By the end of October, he was feeling stronger, less shaky. He was managing to stay awake for longer stretches at a time. He could lie on his back and hold a book up without it trembling so badly that he had to roll over onto his stomach so he could prop it against a pillow. He could butter his own bread, and he could wear shirts with buttons again because he was able to slip the button into its hole.
“What’re you reading?” he asked Willem one afternoon, sitting next to him on the living-room couch.
“A play I’m thinking of doing,” Willem said, putting the pages down.
He looked at a point beyond Willem’s head. “Are you going away again?” It was monstrously selfish to ask, but he couldn’t stop himself.
“No,” said Willem, after a silence. “I thought I’d stick around New York for a while, if that’s okay with you.”
He smiled at the couch’s cushions. “It’s fine with me,” he said, and looked up to see Willem smiling at him. “It’s nice to see you smile again,” was all he said, and went back to reading.
In November he realized that he had done nothing to celebrate Willem’s forty-third birthday in late August, and mentioned it to him. “Well, technically, you get a pass, because I wasn’t here,” said Willem. “But sure, I’ll let you make it up to me. Let’s see.” He thought. “Are you ready to go out into the world? Do you want to have dinner? An early dinner?”

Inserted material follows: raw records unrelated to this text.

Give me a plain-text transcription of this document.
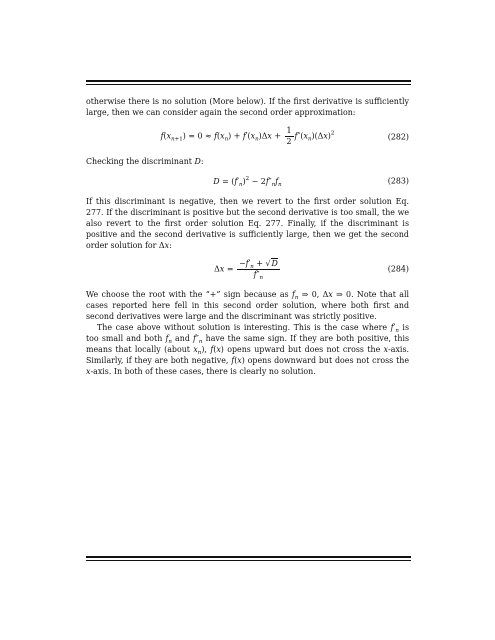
otherwise there is no solution (More below). If the first derivative is sufficiently large, then we can consider again the second order approximation:

$f(x_{n+1}) = 0 \approx f(x_n) + f'(x_n)\Delta x + \frac{1}{2} f''(x_n)(\Delta x)^2$	(282)

Checking the discriminant D:

$D = (f'_n)^2 - 2f''_nf_n$	(283)

If this discriminant is negative, then we revert to the first order solution Eq. 277. If the discriminant is positive but the second derivative is too small, the we also revert to the first order solution Eq. 277. Finally, if the discriminant is positive and the second derivative is sufficiently large, then we get the second order solution for Δx:

$\Delta x = \frac{-f'_n + √D}{f''_n}$	(284)

We choose the root with the “+” sign because as $f_n$ ⇒ 0, Δx ⇒ 0. Note that all cases reported here fell in this second order solution, where both first and second derivatives were large and the discriminant was strictly positive.

The case above without solution is interesting. This is the case where $f'_n$ is too small and both $f_n$ and $f''_n$ have the same sign. If they are both positive, this means that locally (about $x_n$), f(x) opens upward but does not cross the x-axis. Similarly, if they are both negative, f(x) opens downward but does not cross the x-axis. In both of these cases, there is clearly no solution.
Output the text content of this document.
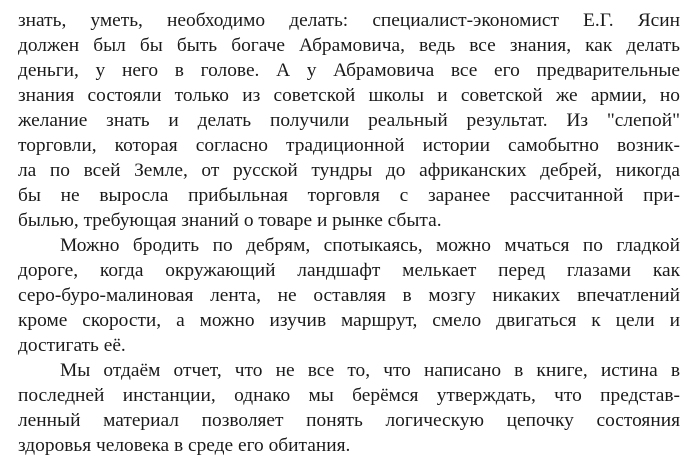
знать, уметь, необходимо делать: специалист-экономист Е.Г. Ясин
должен был бы быть богаче Абрамовича, ведь все знания, как делать
деньги, у него в голове. А у Абрамовича все его предварительные
знания состояли только из советской школы и советской же армии, но
желание знать и делать получили реальный результат. Из "слепой"
торговли, которая согласно традиционной истории самобытно возник-
ла по всей Земле, от русской тундры до африканских дебрей, никогда
бы не выросла прибыльная торговля с заранее рассчитанной при-
былью, требующая знаний о товаре и рынке сбыта.
Можно бродить по дебрям, спотыкаясь, можно мчаться по гладкой
дороге, когда окружающий ландшафт мелькает перед глазами как
серо-буро-малиновая лента, не оставляя в мозгу никаких впечатлений
кроме скорости, а можно изучив маршрут, смело двигаться к цели и
достигать её.
Мы отдаём отчет, что не все то, что написано в книге, истина в
последней инстанции, однако мы берёмся утверждать, что представ-
ленный материал позволяет понять логическую цепочку состояния
здоровья человека в среде его обитания.
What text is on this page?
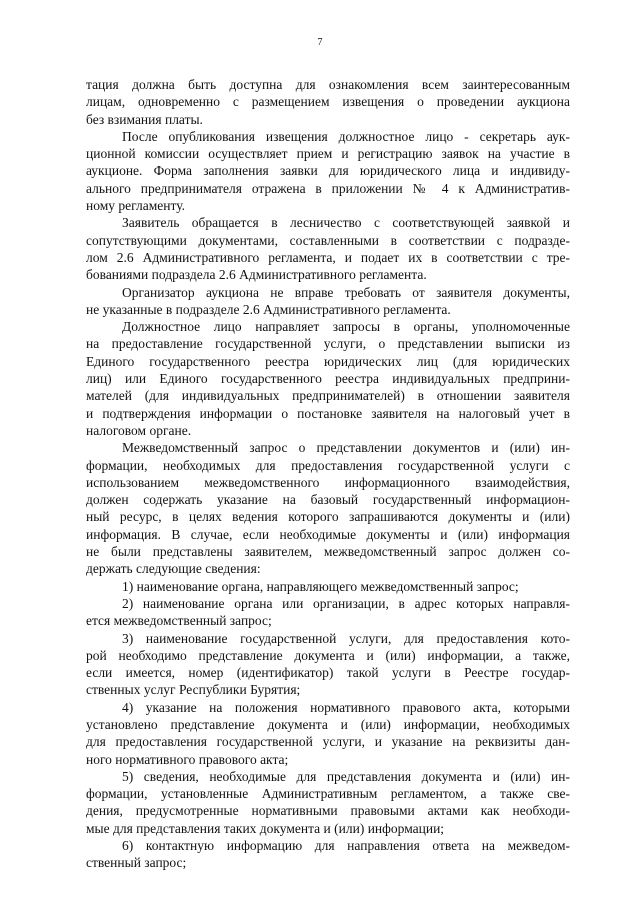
7
тация должна быть доступна для ознакомления всем заинтересованным
лицам, одновременно с размещением извещения о проведении аукциона
без взимания платы.
После опубликования извещения должностное лицо - секретарь аук-
ционной комиссии осуществляет прием и регистрацию заявок на участие в
аукционе. Форма заполнения заявки для юридического лица и индивиду-
ального предпринимателя отражена в приложении № 4 к Административ-
ному регламенту.
Заявитель обращается в лесничество с соответствующей заявкой и
сопутствующими документами, составленными в соответствии с подразде-
лом 2.6 Административного регламента, и подает их в соответствии с тре-
бованиями подраздела 2.6 Административного регламента.
Организатор аукциона не вправе требовать от заявителя документы,
не указанные в подразделе 2.6 Административного регламента.
Должностное лицо направляет запросы в органы, уполномоченные
на предоставление государственной услуги, о представлении выписки из
Единого государственного реестра юридических лиц (для юридических
лиц) или Единого государственного реестра индивидуальных предприни-
мателей (для индивидуальных предпринимателей) в отношении заявителя
и подтверждения информации о постановке заявителя на налоговый учет в
налоговом органе.
Межведомственный запрос о представлении документов и (или) ин-
формации, необходимых для предоставления государственной услуги с
использованием межведомственного информационного взаимодействия,
должен содержать указание на базовый государственный информацион-
ный ресурс, в целях ведения которого запрашиваются документы и (или)
информация. В случае, если необходимые документы и (или) информация
не были представлены заявителем, межведомственный запрос должен со-
держать следующие сведения:
1) наименование органа, направляющего межведомственный запрос;
2) наименование органа или организации, в адрес которых направля-
ется межведомственный запрос;
3) наименование государственной услуги, для предоставления кото-
рой необходимо представление документа и (или) информации, а также,
если имеется, номер (идентификатор) такой услуги в Реестре государ-
ственных услуг Республики Бурятия;
4) указание на положения нормативного правового акта, которыми
установлено представление документа и (или) информации, необходимых
для предоставления государственной услуги, и указание на реквизиты дан-
ного нормативного правового акта;
5) сведения, необходимые для представления документа и (или) ин-
формации, установленные Административным регламентом, а также све-
дения, предусмотренные нормативными правовыми актами как необходи-
мые для представления таких документа и (или) информации;
6) контактную информацию для направления ответа на межведом-
ственный запрос;
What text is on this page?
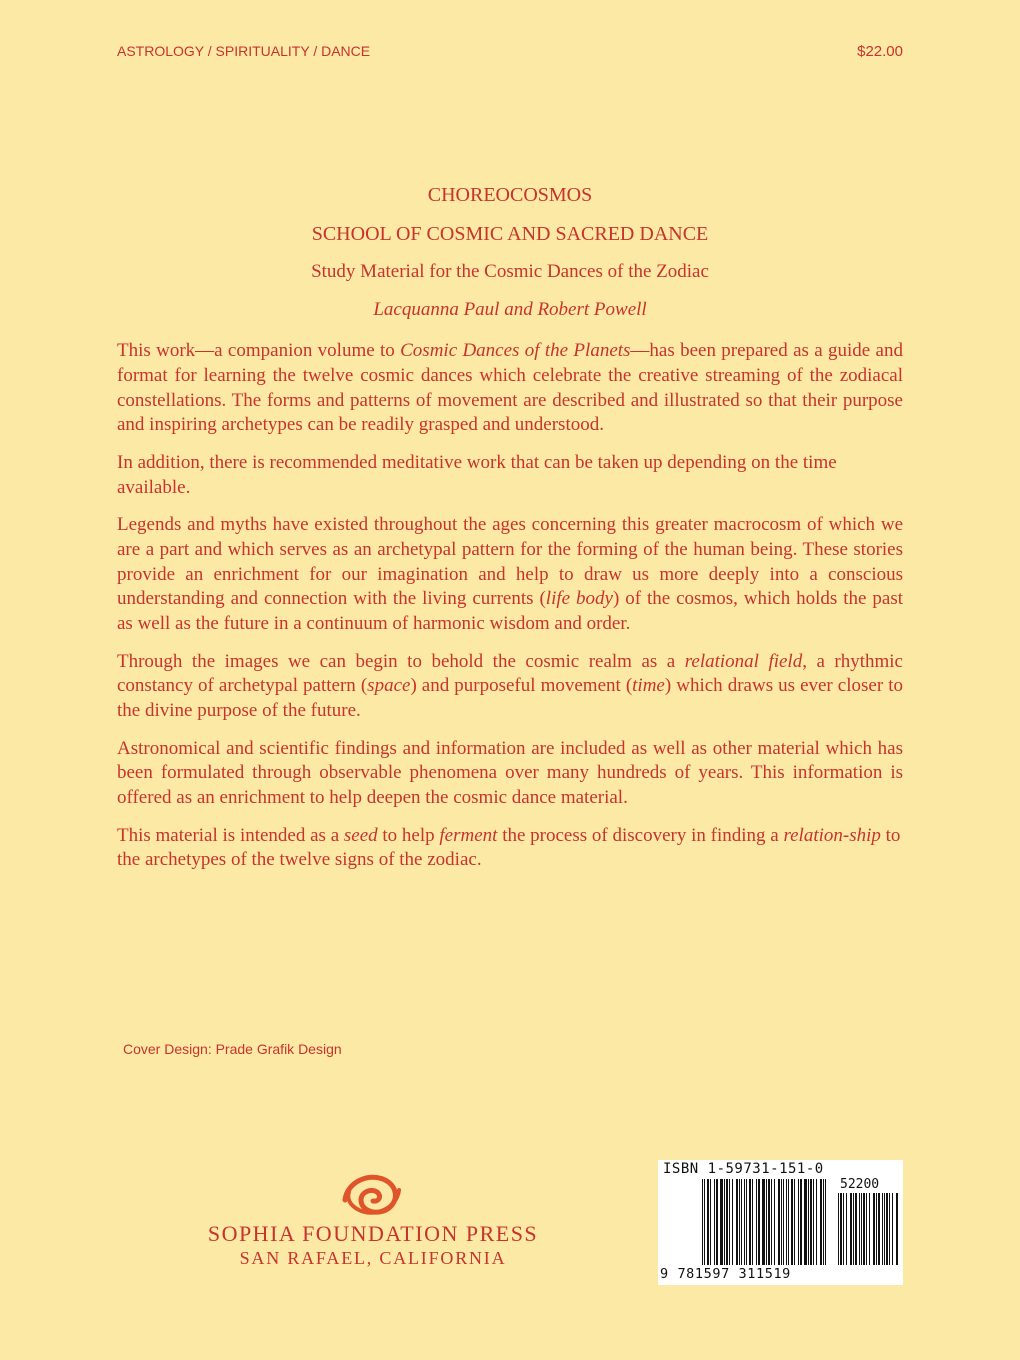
ASTROLOGY / SPIRITUALITY / DANCE	$22.00
CHOREOCOSMOS
SCHOOL OF COSMIC AND SACRED DANCE
Study Material for the Cosmic Dances of the Zodiac
Lacquanna Paul and Robert Powell

This work—a companion volume to Cosmic Dances of the Planets—has been prepared as a guide and format for learning the twelve cosmic dances which celebrate the creative streaming of the zodiacal constellations. The forms and patterns of movement are described and illustrated so that their purpose and inspiring archetypes can be readily grasped and understood.

In addition, there is recommended meditative work that can be taken up depending on the time available.

Legends and myths have existed throughout the ages concerning this greater macrocosm of which we are a part and which serves as an archetypal pattern for the forming of the human being. These stories provide an enrichment for our imagination and help to draw us more deeply into a conscious understanding and connection with the living currents (life body) of the cosmos, which holds the past as well as the future in a continuum of harmonic wisdom and order.

Through the images we can begin to behold the cosmic realm as a relational field, a rhythmic constancy of archetypal pattern (space) and purposeful movement (time) which draws us ever closer to the divine purpose of the future.

Astronomical and scientific findings and information are included as well as other material which has been formulated through observable phenomena over many hundreds of years. This information is offered as an enrichment to help deepen the cosmic dance material.

This material is intended as a seed to help ferment the process of discovery in finding a relation-ship to the archetypes of the twelve signs of the zodiac.

Cover Design: Prade Grafik Design
SOPHIA FOUNDATION PRESS
SAN RAFAEL, CALIFORNIA
ISBN 1-59731-151-0
52200
9 781597 311519
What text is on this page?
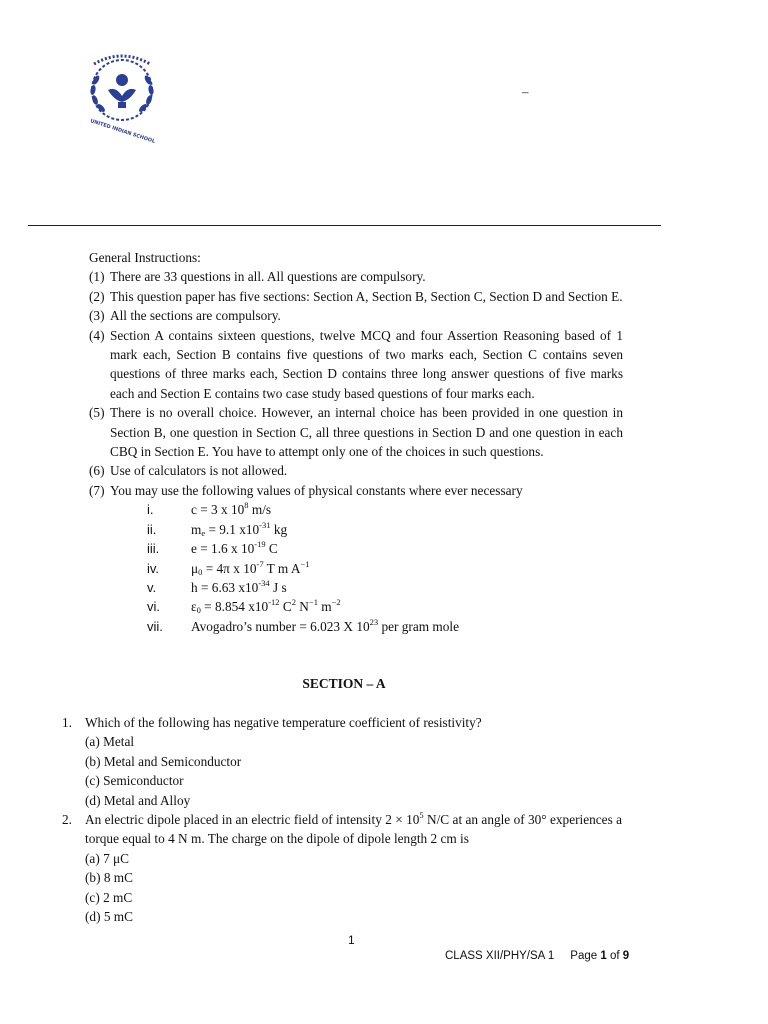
UNITED INDIAN SCHOOL
–
General Instructions:
(1) There are 33 questions in all. All questions are compulsory.
(2) This question paper has five sections: Section A, Section B, Section C, Section D and Section E.
(3) All the sections are compulsory.
(4) Section A contains sixteen questions, twelve MCQ and four Assertion Reasoning based of 1 mark each, Section B contains five questions of two marks each, Section C contains seven questions of three marks each, Section D contains three long answer questions of five marks each and Section E contains two case study based questions of four marks each.
(5) There is no overall choice. However, an internal choice has been provided in one question in Section B, one question in Section C, all three questions in Section D and one question in each CBQ in Section E. You have to attempt only one of the choices in such questions.
(6) Use of calculators is not allowed.
(7) You may use the following values of physical constants where ever necessary
i.	c = 3 x $10^8$ m/s
ii.	$m_e = 9.1$ $x10^{-31}$ kg
iii.	e = 1.6 x $10^{-19}$ C
iv.	$\mu_0 = 4\pi$ x $10^{-7}$ T m $A^{-1}$
v.	h = 6.63 $x10^{-34}$ J s
vi.	$\varepsilon_0 = 8.854$ $x10^{-12}$ $C^2$ $N^{-1}$ $m^{-2}$
vii.	Avogadro’s number = 6.023 X $10^{23}$ per gram mole
SECTION – A
1. Which of the following has negative temperature coefficient of resistivity?
(a) Metal
(b) Metal and Semiconductor
(c) Semiconductor
(d) Metal and Alloy
2. An electric dipole placed in an electric field of intensity $2 \times 10^5$ N/C at an angle of 30° experiences a torque equal to 4 N m. The charge on the dipole of dipole length 2 cm is
(a) 7 μC
(b) 8 mC
(c) 2 mC
(d) 5 mC
1
CLASS XII/PHY/SA 1 Page 1 of 9
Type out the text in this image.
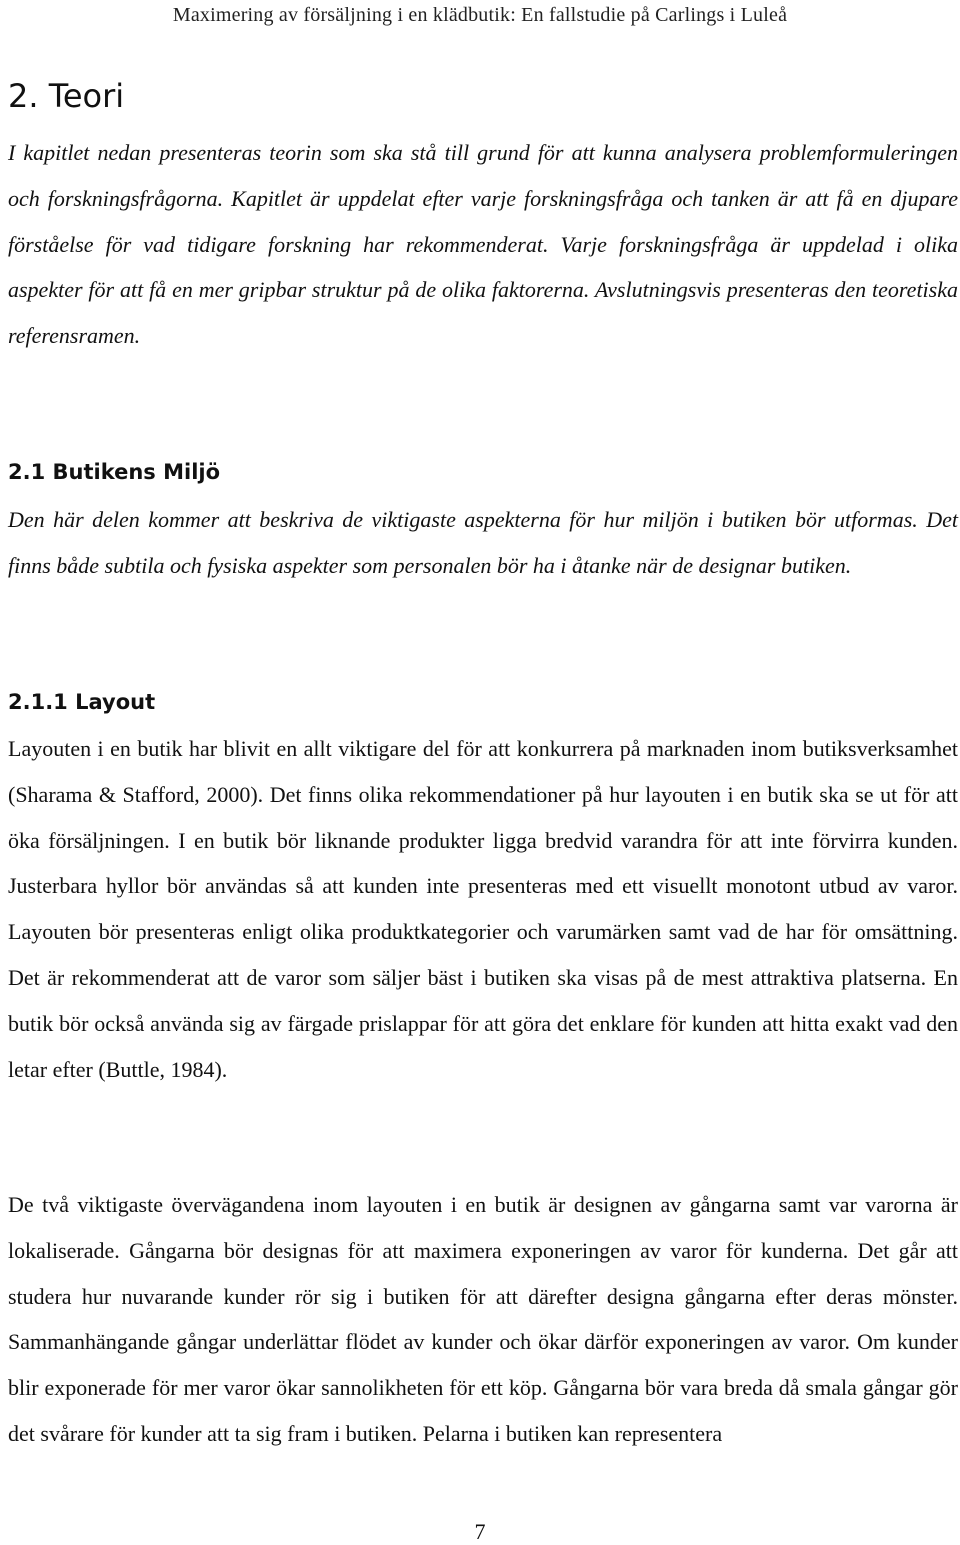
Maximering av försäljning i en klädbutik: En fallstudie på Carlings i Luleå
2. Teori

I kapitlet nedan presenteras teorin som ska stå till grund för att kunna analysera problemformuleringen och forskningsfrågorna. Kapitlet är uppdelat efter varje forskningsfråga och tanken är att få en djupare förståelse för vad tidigare forskning har rekommenderat. Varje forskningsfråga är uppdelad i olika aspekter för att få en mer gripbar struktur på de olika faktorerna. Avslutningsvis presenteras den teoretiska referensramen.

2.1 Butikens Miljö

Den här delen kommer att beskriva de viktigaste aspekterna för hur miljön i butiken bör utformas. Det finns både subtila och fysiska aspekter som personalen bör ha i åtanke när de designar butiken.

2.1.1 Layout

Layouten i en butik har blivit en allt viktigare del för att konkurrera på marknaden inom butiksverksamhet (Sharama & Stafford, 2000). Det finns olika rekommendationer på hur layouten i en butik ska se ut för att öka försäljningen. I en butik bör liknande produkter ligga bredvid varandra för att inte förvirra kunden. Justerbara hyllor bör användas så att kunden inte presenteras med ett visuellt monotont utbud av varor. Layouten bör presenteras enligt olika produktkategorier och varumärken samt vad de har för omsättning. Det är rekommenderat att de varor som säljer bäst i butiken ska visas på de mest attraktiva platserna. En butik bör också använda sig av färgade prislappar för att göra det enklare för kunden att hitta exakt vad den letar efter (Buttle, 1984).

De två viktigaste övervägandena inom layouten i en butik är designen av gångarna samt var varorna är lokaliserade. Gångarna bör designas för att maximera exponeringen av varor för kunderna. Det går att studera hur nuvarande kunder rör sig i butiken för att därefter designa gångarna efter deras mönster. Sammanhängande gångar underlättar flödet av kunder och ökar därför exponeringen av varor. Om kunder blir exponerade för mer varor ökar sannolikheten för ett köp. Gångarna bör vara breda då smala gångar gör det svårare för kunder att ta sig fram i butiken. Pelarna i butiken kan representera

7
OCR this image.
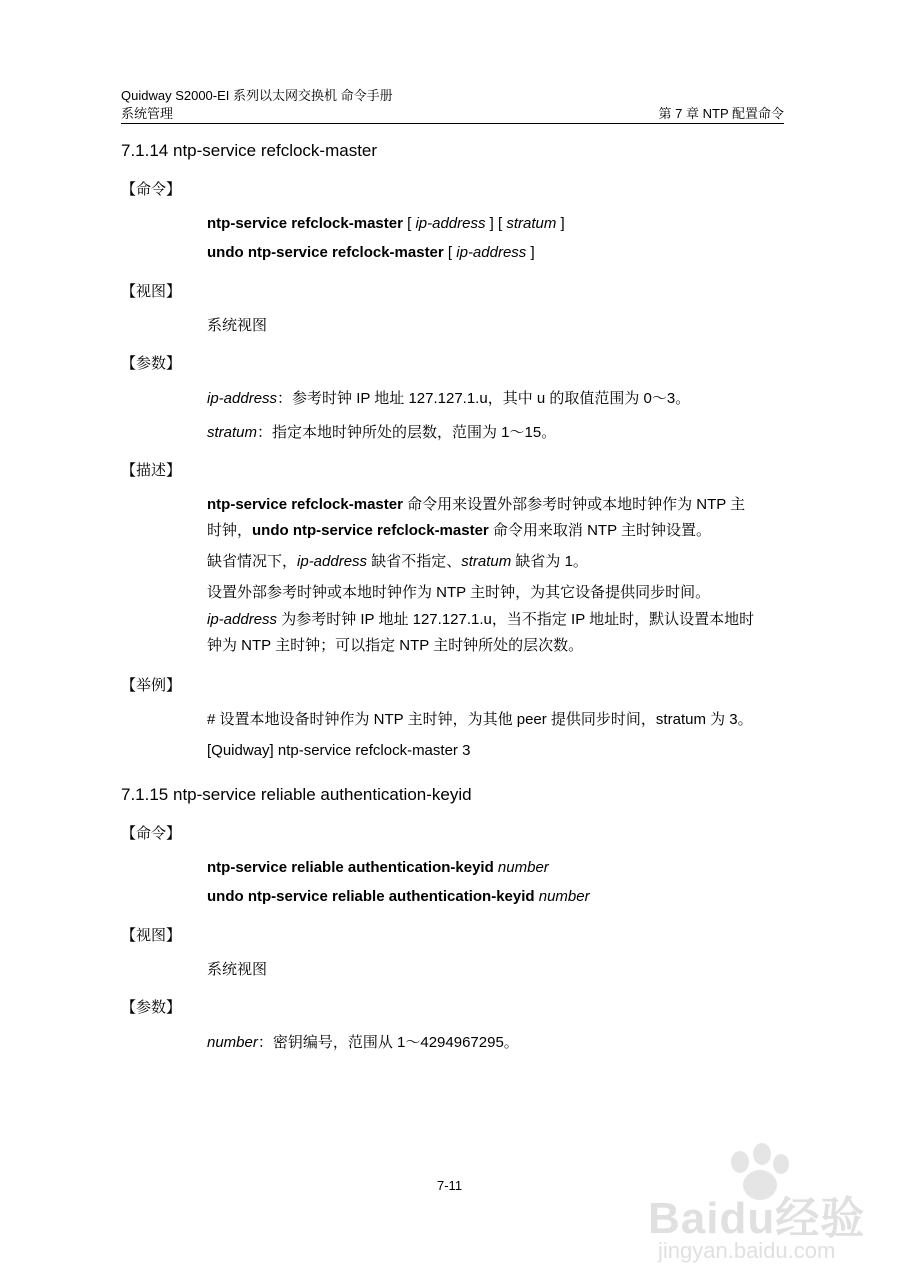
Quidway S2000-EI 系列以太网交换机 命令手册
系统管理	第 7 章 NTP 配置命令
7.1.14 ntp-service refclock-master
【命令】
ntp-service refclock-master [ ip-address ] [ stratum ]
undo ntp-service refclock-master [ ip-address ]
【视图】
系统视图
【参数】
ip-address：参考时钟 IP 地址 127.127.1.u，其中 u 的取值范围为 0～3。
stratum：指定本地时钟所处的层数，范围为 1～15。
【描述】
ntp-service refclock-master 命令用来设置外部参考时钟或本地时钟作为 NTP 主
时钟，undo ntp-service refclock-master 命令用来取消 NTP 主时钟设置。
缺省情况下，ip-address 缺省不指定、stratum 缺省为 1。
设置外部参考时钟或本地时钟作为 NTP 主时钟，为其它设备提供同步时间。
ip-address 为参考时钟 IP 地址 127.127.1.u，当不指定 IP 地址时，默认设置本地时
钟为 NTP 主时钟；可以指定 NTP 主时钟所处的层次数。
【举例】
# 设置本地设备时钟作为 NTP 主时钟，为其他 peer 提供同步时间，stratum 为 3。
[Quidway] ntp-service refclock-master 3
7.1.15 ntp-service reliable authentication-keyid
【命令】
ntp-service reliable authentication-keyid number
undo ntp-service reliable authentication-keyid number
【视图】
系统视图
【参数】
number：密钥编号，范围从 1～4294967295。
7-11
Baidu经验
jingyan.baidu.com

“Sure,” he said, and they went the next week to a little Japanese place in the East Village that served pressed sushi and where they’d been going for years. He ordered his own food, although he had been nervous, worried that he was somehow choosing incorrectly, but Willem was patient and waited as he deliberated, and when he had decided, he’d nodded at him. “Good choice,” he said. As they ate, they spoke of their friends, and the play Willem had decided he was going to do, and the novel he was reading: anything but him.
“I think we should go to Morocco,” he said as they walked slowly home, and Willem looked at him.
“I’ll look into it,” Willem said, and took his arm to move him out of the path of a bicyclist who was zooming down the street.
“I want to get you something for your birthday,” he said, a few blocks later. Really, he wanted to get Willem something to thank him, and to try to express what he couldn’t say to him: a gift that would properly convey years of gratitude and love. After their earlier conversation about the play, he had remembered that Willem had, in fact, committed the previous year to a project that would be shooting in Russia in early January. But when he mentioned this to him, Willem had shrugged. “Oh, that?” he’d asked. “Didn’t work out. It’s fine. I didn’t really want to do it anyway.” He had been suspicious, though, and when he had looked online, there were reports that Willem had pulled out of the film for personal reasons; another actor had been cast instead. He had stared at the screen then, the story blurring before him, but when he had asked Willem about it, Willem had shrugged again. “That’s what you say when you realize you and the director really aren’t on the same page and no one wants to lose face,” he said. But he knew that Willem wasn’t telling him the truth.